Wenn eure Verantwortlichen der Meinung sind, heute machen wir Athletik auf dem Feld und wir müssen dafür dieses und jenes verwenden, dann werdet ihr auch nicht aufstehen und sagen wie sinnlos das ist. Ihr könnt euch sicher sein, da ganz oben, vor allem im Fußballbereich, ist nicht alles so einfach wie man glaubt. Da ist man schneller draußen als man drinnen ist, und manchmal ist es sicherer ein bisserl mitzuschwimmen, als gleich von Beginn an den Weg gegen den Strom zu suchen.

Richtig? – Vielleicht nicht immer, aber ich habe das schon von einigen Kollegen bestätigt bekommen und das gilt nicht nur für den Fußballbereich.
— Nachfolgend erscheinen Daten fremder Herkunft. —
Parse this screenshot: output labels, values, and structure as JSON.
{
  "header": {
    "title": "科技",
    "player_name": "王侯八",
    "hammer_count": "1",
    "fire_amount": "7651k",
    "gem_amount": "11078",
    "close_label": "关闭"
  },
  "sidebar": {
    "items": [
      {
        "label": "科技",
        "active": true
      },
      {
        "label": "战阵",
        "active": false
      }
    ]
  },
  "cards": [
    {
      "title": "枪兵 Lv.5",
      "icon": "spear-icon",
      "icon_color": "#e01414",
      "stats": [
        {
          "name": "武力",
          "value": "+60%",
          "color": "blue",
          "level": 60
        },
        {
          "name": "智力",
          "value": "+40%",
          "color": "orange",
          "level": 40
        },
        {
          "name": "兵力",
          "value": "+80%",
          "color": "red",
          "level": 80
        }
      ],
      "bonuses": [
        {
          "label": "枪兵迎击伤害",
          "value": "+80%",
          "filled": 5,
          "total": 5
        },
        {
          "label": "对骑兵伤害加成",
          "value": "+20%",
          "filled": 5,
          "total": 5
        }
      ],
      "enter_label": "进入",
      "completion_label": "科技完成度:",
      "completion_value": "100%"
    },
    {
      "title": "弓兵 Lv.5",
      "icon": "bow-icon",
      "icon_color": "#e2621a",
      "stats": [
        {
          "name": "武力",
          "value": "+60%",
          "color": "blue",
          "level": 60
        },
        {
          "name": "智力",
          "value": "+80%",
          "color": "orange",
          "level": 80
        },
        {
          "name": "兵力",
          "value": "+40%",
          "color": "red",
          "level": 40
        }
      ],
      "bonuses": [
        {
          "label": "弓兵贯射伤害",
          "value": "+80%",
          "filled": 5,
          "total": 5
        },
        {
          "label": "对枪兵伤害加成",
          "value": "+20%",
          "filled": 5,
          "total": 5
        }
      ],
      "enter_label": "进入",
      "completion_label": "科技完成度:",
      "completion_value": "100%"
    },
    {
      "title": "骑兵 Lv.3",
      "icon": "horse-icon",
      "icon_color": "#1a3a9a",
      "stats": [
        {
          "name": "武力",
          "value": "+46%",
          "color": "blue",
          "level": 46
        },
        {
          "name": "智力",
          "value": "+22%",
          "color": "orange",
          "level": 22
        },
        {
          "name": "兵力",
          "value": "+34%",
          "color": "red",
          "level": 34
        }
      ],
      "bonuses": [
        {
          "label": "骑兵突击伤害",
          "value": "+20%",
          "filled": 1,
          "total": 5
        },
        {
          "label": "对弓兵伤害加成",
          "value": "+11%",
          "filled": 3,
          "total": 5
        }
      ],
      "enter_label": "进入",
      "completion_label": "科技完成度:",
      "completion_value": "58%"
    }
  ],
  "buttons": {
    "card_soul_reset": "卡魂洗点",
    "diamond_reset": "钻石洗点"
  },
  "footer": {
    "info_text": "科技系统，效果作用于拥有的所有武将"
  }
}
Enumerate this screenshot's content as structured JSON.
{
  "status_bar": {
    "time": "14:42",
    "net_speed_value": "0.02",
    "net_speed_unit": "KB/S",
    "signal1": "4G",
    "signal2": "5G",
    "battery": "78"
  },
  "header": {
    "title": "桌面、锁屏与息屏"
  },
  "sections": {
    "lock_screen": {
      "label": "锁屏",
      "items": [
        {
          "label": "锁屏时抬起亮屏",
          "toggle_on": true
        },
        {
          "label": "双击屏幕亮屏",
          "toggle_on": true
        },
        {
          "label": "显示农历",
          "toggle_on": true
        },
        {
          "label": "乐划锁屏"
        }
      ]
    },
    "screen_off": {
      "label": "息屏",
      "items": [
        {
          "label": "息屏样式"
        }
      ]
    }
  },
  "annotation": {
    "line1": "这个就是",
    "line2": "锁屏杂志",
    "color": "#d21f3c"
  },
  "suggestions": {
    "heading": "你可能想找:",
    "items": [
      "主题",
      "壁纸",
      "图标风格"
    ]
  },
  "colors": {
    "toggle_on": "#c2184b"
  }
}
Die Welt ist nicht immer so einfach wie man es sich denkt oder wie es in der eigenen Blase aussieht. Also verwendet eure Zeit lieber für Dinge, die jemandem etwas bringen, oder habt zumindest soviel Respekt euren LeserInnen gegenüber. Gebt ihnen zumindest die Chance eure Gedanken und Kritik zu verstehen und formuliert sie deshalb vor allem auch auf fachlicher Ebene.

Ich denke, mit einem solchen Austausch kann man viel mehr erreichen als mit sinnlosem und teilweise respektlosem Bashing.

Zumindest ich habe diese Erfahrung gemacht.